Jared Johnson
Catholic Values Columnist
Last spring, I wrote a spiritual reflection for the Franciscan 40 program on daily readings from Isaiah 42:1-7 and John 12:1-11, regarding what it means to participate in God’s justice. I concluded by describing justice as proper ordering of relationships, essential to having a relationship with Our Lord.
I find myself reflecting on all this again in Gaming, Austria — and a host of other nations — just a few weeks into the semester. Each town, from tiny Gaming to sprawling Rome, seems to have a Catholic church nestled somewhere, and each one is almost always as beautiful as the last, yet entirely unique.
These are places where reverence is built into the very structure of the walls, carven in every sculpture, visible with every brushstroke. They are places and objects where heaven deigns to reveal itself in a splendor the human mind can wrap itself around, and only barely.
Yet in a world where heaven has been forgotten, only the earthly echo of beauty remains. These houses of the Lord are teeming with secular people blind to the spiritual majesty surrounding them; rather than orienting a secular heart toward God, they dilute it into seeing only human achievement. The relationship between beauty and the Lord is severed; Christ is, essentially, exiled from his dwelling place.
At this point you might ask: what exactly does this have to do with a personal relationship with God? The answer is simple: everything.

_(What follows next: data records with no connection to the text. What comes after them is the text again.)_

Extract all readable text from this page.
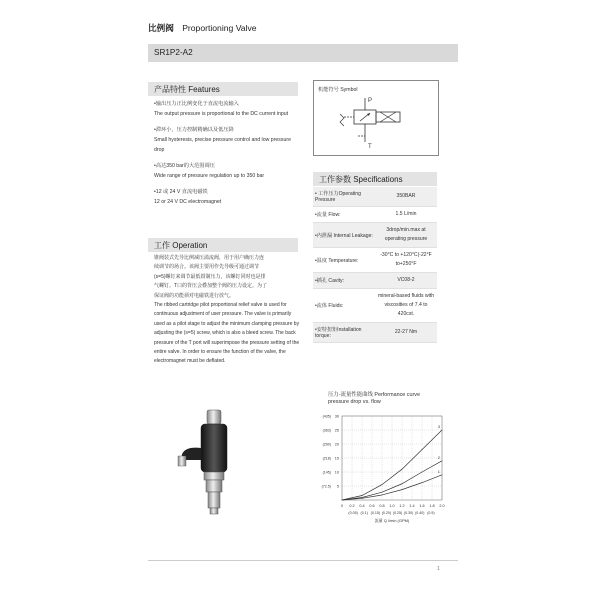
比例阀 Proportioning Valve
SR1P2-A2
产品特性 Features

•输出压力正比例变化于直流电流输入
The output pressure is proportional to the DC current input

•滞环小，压力控制精确以及低压降
Small hysteresis, precise pressure control and low pressure drop

•高达350 bar的大范围调压
Wide range of pressure regulation up to 350 bar

•12 或 24 V 直流电磁铁
12 or 24 V DC electromagnet

工作 Operation

锥阀装式先导比例减压溢流阀，用于用户确压力连

续调节的场合。该阀主要用作先导级可通过调节

(s=5)螺钉来调节最低钳制压力，该螺钉同时也是排

气螺钉。T口的背压会叠加整个阀的压力设定。为了

保证阀的功能须对电磁铁进行放气。

The ribbed cartridge pilot proportional relief valve is used for continuous adjustment of user pressure. The valve is primarily used as a pilot stage to adjust the minimum clamping pressure by adjusting the (s=5) screw, which is also a bleed screw. The back pressure of the T port will superimpose the pressure setting of the entire valve. In order to ensure the function of the valve, the electromagnet must be deflated.

机能符号 Symbol
P
T
工作参数 Specifications
• 工作压力Operating Pressure	350BAR
•流量 Flow:	1.5 L/min
•内泄漏 Internal Leakage:	3drop/min.max at operating pressure
•温度 Temperature:	-30°C to +120°C(-22°F to+250°F
•插孔 Cavity:	VC08-2
•流体 Fluids:	mineral-based fluids with viscosities of 7.4 to 420cst.
•安特扭矩Installation torque:	22-27 Nm
压力-流量性能曲线 Performance curve
pressure drop vs. flow
0 0.2 0.4 0.6 0.8 1.0 1.2 1.4 1.6 1.8 2.0
(0.05) (0.1) (0.15) (0.20) (0.25) (0.30) (0.40) (0.5)
5
(72.5)
10
(145)
15
(218)
20
(290)
25
(363)
30
(435)
1
2
3
流量 Q l/min (GPM)
1
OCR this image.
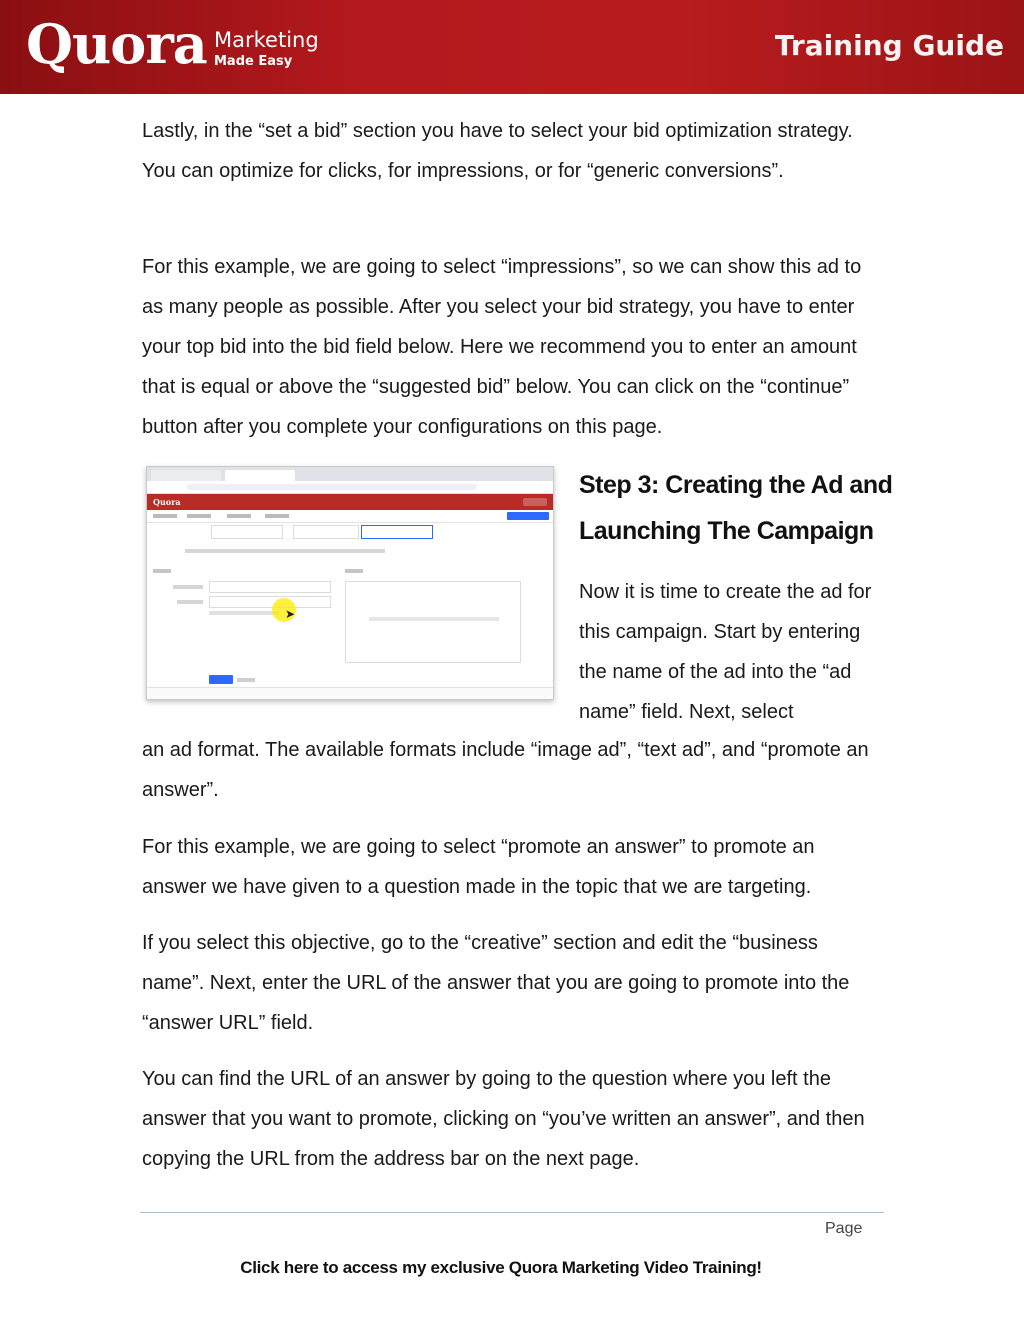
Quora Marketing
Made Easy	Training Guide

Lastly, in the “set a bid” section you have to select your bid optimization strategy. You can optimize for clicks, for impressions, or for “generic conversions”.

For this example, we are going to select “impressions”, so we can show this ad to as many people as possible. After you select your bid strategy, you have to enter your top bid into the bid field below. Here we recommend you to enter an amount that is equal or above the “suggested bid” below. You can click on the “continue” button after you complete your configurations on this page.

Quora
➤
Step 3: Creating the Ad and Launching The Campaign

Now it is time to create the ad for this campaign. Start by entering the name of the ad into the “ad name” field. Next, select

an ad format. The available formats include “image ad”, “text ad”, and “promote an answer”.

For this example, we are going to select “promote an answer” to promote an answer we have given to a question made in the topic that we are targeting.

If you select this objective, go to the “creative” section and edit the “business name”. Next, enter the URL of the answer that you are going to promote into the “answer URL” field.

You can find the URL of an answer by going to the question where you left the answer that you want to promote, clicking on “you’ve written an answer”, and then copying the URL from the address bar on the next page.

Page
Click here to access my exclusive Quora Marketing Video Training!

Throughout history, many have attempted to do away with “graven images”; the iconoclasts and the Protestants, to name a couple. They saw such things as an obstacle to connecting with God. Just the same, many both in and outside the Church now struggle to find a place for reverence and ritual in their spiritual lives; maybe you do, too. Maybe it feels too confining, precise, formulaic to be a proper expression of fathomless, infinite love.
This is certainly the case for many when attending the Latin Mass for the first time. One of the most common questions seems to be “but why do you have to do it like that?” Many reverent practices can make people feel more distanced from God, not less; it can remind you of verses about the rigid rituals of the Pharisees, or the empty noise of works done without love.
This discontent or unease with reverent ritual, however, reveals a misunderstanding about our subjective minds rather than something objectively faulty. Reverence is the idea of a “relationship with Christ” taken to its logical extent: if Christ is a person with whom we can have a relationship, with whom we can be friends, then he is necessarily a particular kind of person, with a unique identity and role in our lives.
True friendship of any kind requires recognition of the other person’s unique identity; to call Christ your friend means the same.
Reverence is the best response to Christ’s identity as king, our divine and sovereign master; this makes us subjects, owing him the greatest honors we can muster. At the same time, we’re his friends — and a king’s true friend, driven by love and loyalty, upholds that kingship as best he can.
It is this reverence that built the wonders of Europe; by building ourselves with that same reverence, we will be made as beautiful as the greatest cathedrals of old. If the beauty of those places has ceased to win souls, then the beauty of our lives must take up the task. As the old adage goes, “you may be the only Bible someone reads.” Your life may, too, be the only mirror of Heaven someone sees.